Pulling from my experience with multiple art institutions in Pittsburgh in the wake of this tragic event, here are a few small things your organization can do if you find your community in turbulent times:
Reaffirm your organizational values to your patrons.
Stress that your venue—be it a theater, concert hall, or museum is an inclusive institution with a zero tolerance for any type of discrimination. Even furthermore, reach out to any groups in your community that might be specifically impacted. For instance, the Carnegie Museum of Art held a “Free Museum Sunday” the day after the shooting, accompanied by a heartfelt message to Pittsburgh’s Jewish community. I’ve even seen this sort of outreach recently with institutions offering Federal workers who were furloughed during the government shutdown free tickets and/or classes to give them some sort of outlet while they weren’t able to work. Take initiative and make sure the community knows your venue is a safe (and welcoming) space.
Donate to the cause.
You could do this in a number of ways. Maybe your organization has the financial ability to directly donate to the cause via a percentage of ticket sales. Or if that’s not feasible, even just giving patrons an option to donate themselves when they are purchasing tickets to your organization’s event could help generate goodwill. Finally, citing my example above, you could donate tickets, classes, or any other goods; it doesn’t necessarily have to be a monetary donation.
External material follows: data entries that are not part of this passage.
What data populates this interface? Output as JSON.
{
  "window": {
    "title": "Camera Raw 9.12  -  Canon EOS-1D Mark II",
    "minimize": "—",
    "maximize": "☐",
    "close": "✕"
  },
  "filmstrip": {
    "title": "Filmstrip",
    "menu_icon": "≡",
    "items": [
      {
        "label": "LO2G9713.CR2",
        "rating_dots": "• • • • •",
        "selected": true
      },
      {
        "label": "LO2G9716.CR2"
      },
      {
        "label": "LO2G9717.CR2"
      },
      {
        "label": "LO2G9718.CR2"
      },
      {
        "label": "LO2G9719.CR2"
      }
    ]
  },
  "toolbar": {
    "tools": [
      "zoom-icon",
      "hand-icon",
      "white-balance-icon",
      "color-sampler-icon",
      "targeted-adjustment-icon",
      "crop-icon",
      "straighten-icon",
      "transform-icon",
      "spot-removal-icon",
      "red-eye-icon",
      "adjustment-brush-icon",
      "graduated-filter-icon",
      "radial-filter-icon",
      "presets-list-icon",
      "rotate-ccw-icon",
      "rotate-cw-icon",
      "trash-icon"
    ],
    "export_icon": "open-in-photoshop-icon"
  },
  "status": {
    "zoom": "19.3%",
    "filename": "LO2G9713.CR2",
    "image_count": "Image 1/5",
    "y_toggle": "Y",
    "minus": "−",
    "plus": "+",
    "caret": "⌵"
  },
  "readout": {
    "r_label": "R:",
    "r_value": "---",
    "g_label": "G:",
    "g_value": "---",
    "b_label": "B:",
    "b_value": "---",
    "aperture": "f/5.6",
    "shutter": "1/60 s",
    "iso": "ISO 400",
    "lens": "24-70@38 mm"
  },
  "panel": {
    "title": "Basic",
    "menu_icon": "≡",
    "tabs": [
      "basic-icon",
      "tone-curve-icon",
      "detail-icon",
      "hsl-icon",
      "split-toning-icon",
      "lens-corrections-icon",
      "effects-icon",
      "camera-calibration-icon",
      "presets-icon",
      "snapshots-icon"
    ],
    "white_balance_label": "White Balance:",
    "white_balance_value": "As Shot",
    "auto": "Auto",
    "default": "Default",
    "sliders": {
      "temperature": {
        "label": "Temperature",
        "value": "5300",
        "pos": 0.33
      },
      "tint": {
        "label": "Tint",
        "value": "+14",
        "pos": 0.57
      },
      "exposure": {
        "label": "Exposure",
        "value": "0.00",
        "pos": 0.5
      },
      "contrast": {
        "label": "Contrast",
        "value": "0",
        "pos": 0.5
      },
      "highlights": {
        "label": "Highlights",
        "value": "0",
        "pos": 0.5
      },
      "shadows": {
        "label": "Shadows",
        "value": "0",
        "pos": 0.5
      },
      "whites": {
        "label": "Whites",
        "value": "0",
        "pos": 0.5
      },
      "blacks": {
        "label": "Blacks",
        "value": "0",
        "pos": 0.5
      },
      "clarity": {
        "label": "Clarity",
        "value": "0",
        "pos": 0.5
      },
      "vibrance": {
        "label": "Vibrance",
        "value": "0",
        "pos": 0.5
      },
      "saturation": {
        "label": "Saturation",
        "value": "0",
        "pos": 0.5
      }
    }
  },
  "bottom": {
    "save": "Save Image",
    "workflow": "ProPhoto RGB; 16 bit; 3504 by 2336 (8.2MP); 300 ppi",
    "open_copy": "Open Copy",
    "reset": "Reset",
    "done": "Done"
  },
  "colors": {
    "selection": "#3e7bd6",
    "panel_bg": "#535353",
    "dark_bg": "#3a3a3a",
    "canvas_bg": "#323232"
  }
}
Collaborate with other organizations.
Particularly in times like these, it is important to recognize that organizations who you normally consider competitors could actually be collaborators. With the constant growth of technology, social media, and other marketing platforms, you have the means to successfully execute a joint donation campaign or event. Not only will this help expand the consumer reach of your organizations, but it can also be the catalyst for a closer-knit and more creative arts community in the future.
While I truly hope no community ever experiences a tragedy like the one that impacted mine last fall, it is important to remember that your organization is inherently a place of healing. In today’s day and age, it is normal to become desensitized to terrible acts like mass shootings, but your reaction as an arts organization is important! I challenge you as arts administrators to fully embrace this role and be a rock your community can count on for years to come.